What To Do Once It Happens
Let’s say you’ve found yourself in the unenviable position of having fallen prey to a phishing scam. Perhaps it was an especially convincing email or mirrored the email address of an organization with whom you’re familiar. Below are some tips on how to respond once you’ve opened that email or clicked on one of its links:
- Stay Vigilant! The best offense is a good defense. Be vigilant when checking your email. The most effective form of treatment is prevention before an attack occurs.
- Contact your network administrators. They are your first line of defense against any possible malware or other malicious cyber attacks. They may be able to help mitigate the impact of the damage with more technical expertise than you possess. They can also monitor your systems to ensure or handle further breaches.
- Change your password(s). There’s no way to tell how much information the scammers may have. The safest measure to take is to change any password stored on the computer you used at the time of the attack.
- Contact Your Bank. If you have vital passwords or your social security information stored on your computer, the scammers may be able to hack into your finances. Check with your bank to make sure there hasn’t been any fraudulent activity with regards to your checking and/or savings accounts.
- Check Your Credit Score. This one applies if you’ve used the affected PC or laptop to perform any financial transactions or otherwise share personally identifiable information. To ensure the scammers did not use any of your information to open fraudulent credit card accounts, you may want to consider checking your credit score using a verified site such as Credit Karma.
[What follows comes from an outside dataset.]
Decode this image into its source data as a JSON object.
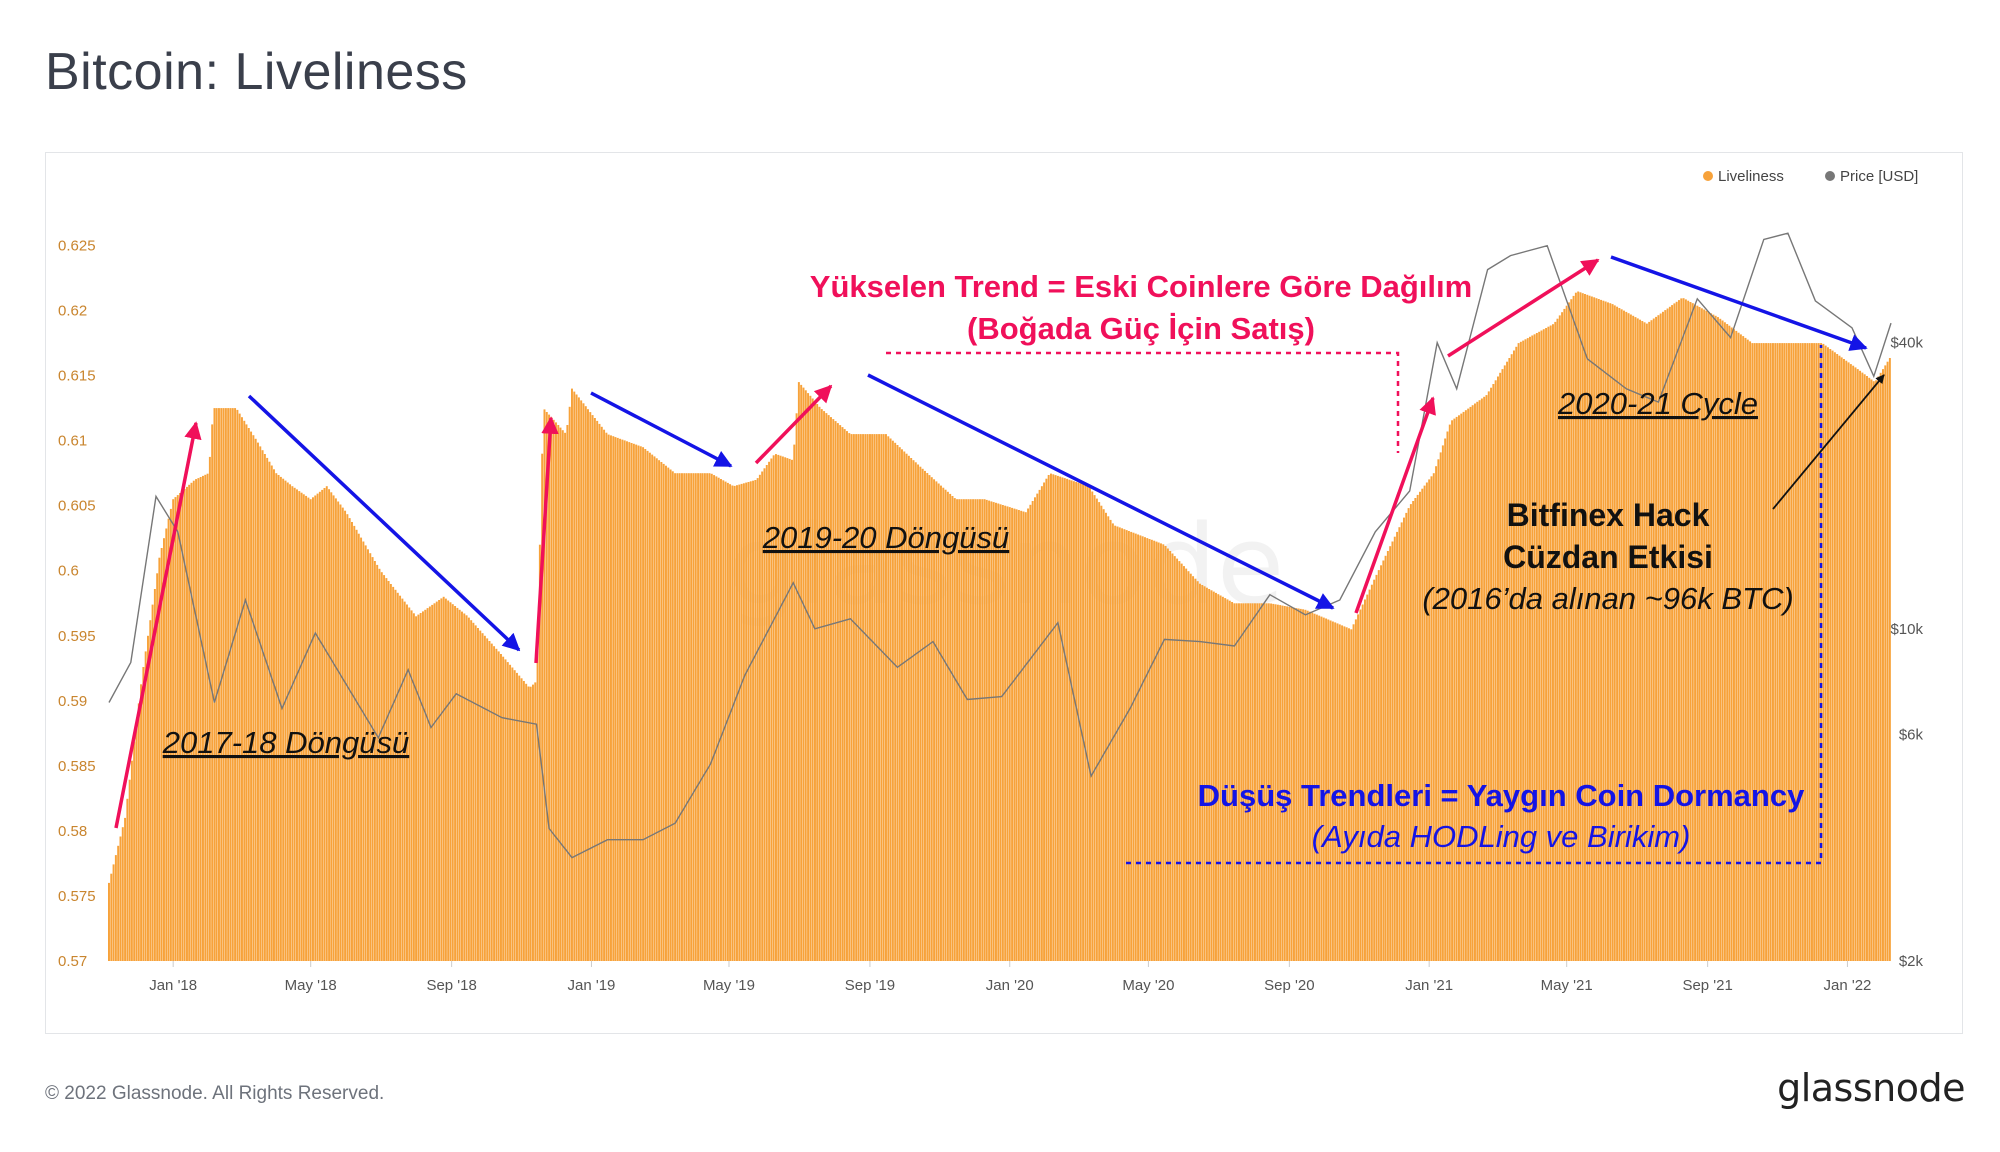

- Patch All Your IT Systems. Make sure your antivirus software is 100% up to date. Run a scan on your computer or laptop to avoid any corruption of your operating systems. If your systems aren’t currently patched, they should be. Failing to do so represents a massive IT security vulnerability.
Remember: be careful when opening any email and even more vigilant when clicking any links contained within an email. Failure to do so could potentially cost your company lots of money and time spent fixing the issue.